I haven’t been especially close with my moms side of the family (I don’t speak to my mother anymore) but have been working to change that recently with some family members. Particularly I’m worried some of her siblings will take offense to her not being invited to the wedding. But they’ll also take offense to THEM not being invited. I’m just not really sure what the best way to proceed is.
Post # 2
I believe the general recommendation is to invite in ‘circles’ so you don’t insult people by, as you suggest, inviting an aunt but not her brother. However I had to draw a line somewhere and didn’t invite most of my dad’s family. I like them but hardly see them adn felt guilty asking people I hadn’t seen in years to fly across country for my wedding, so I invited the set I was absolutely closest to only. They didn’t attend, though I didn’t hear of any upset and was later invited to one of the other ‘cousins’ weddings with no hard feelings and everyone happy to see me. I guess it’s a “know your people” situation as to whether it would be taken poorly.
Post # 3
This is one of those consequences moments. For example not inviting an uncle when all of his siblings are invited may cause a rift, not just with the uncle but with his siblings and other relatives. If you can live with that then invite who you want.
I am on the side that excluding someone like one sibling/parent/cousin/aunt etc without a good reason is a bit mean. I didn’t invite one of my siblings but I have zero relationship with them and never care to so was happy to live with the consequences.
Post # 4
I think it’s best to invite in circles as well. We are inviting immediate family and friends. Aunts, uncles and cousins arn’t invited because we do not feel comfortable inviting some and not others.
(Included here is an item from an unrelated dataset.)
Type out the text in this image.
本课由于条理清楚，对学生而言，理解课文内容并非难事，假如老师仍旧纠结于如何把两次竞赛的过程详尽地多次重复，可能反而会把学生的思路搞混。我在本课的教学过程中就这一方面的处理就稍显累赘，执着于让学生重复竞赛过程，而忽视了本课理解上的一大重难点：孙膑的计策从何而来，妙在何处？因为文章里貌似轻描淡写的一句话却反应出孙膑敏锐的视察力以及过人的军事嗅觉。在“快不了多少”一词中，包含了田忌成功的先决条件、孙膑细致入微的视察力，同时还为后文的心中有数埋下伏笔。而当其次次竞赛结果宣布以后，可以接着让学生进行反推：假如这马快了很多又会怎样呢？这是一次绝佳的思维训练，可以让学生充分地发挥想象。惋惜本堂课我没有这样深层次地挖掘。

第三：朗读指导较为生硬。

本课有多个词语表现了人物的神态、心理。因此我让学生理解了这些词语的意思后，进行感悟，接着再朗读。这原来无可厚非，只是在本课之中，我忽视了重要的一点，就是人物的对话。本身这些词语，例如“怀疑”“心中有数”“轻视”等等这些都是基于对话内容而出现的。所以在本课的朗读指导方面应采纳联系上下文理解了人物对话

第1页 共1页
I can’t invite a cousin but not their siblings, it’s not something I feel comfortable with.
Post # 5
I think you should invite the people you care about and are close to, but not the ones you never see and aren’t in touch with. But I’d try not to invite six out of seven uncles and that kind of thing.
Post # 6
Do what you feel is best and what will make you happiest on the day.
This is what we did and etiquette be damned, we had a 48 person wedding and were not interested in having a single person there that we didn’t love.
DH chose not to invite two of his brothers. They literally have nothing to do with each other and haven’t seen each other in years. It would have been weird to invite them.
I didn’t invite several family members are they are estranged or I have not had anything to do with them in my adult life. I invited my Gran knowing she wouldn’t come without her daughter (my Aunty that my family doesn’t speak to) which was great as I didn’t want her there but I didn’t want my Dad getting it in the neck if she wasn’t invited.
Sounds harsh but I don’t care. No regrets.
Post # 7
- Wedding: May 2020 - Austin, TX
I wonder about this too. We want to keep our wedding fairly small. We have aunts uncles cousins that we are very close with and see all the time while we have other thats we really only see on Christmas and Thanksgiving. Seems silly to have to invite those people….Is that the horrible?
Post # 8
I invited every aunt, uncle AND great aunt/uncle on my moms side.
I invited 2 people from my dads side.
If you aren’t concerned about their feelings after, I don’t see the point in wasting a stamp.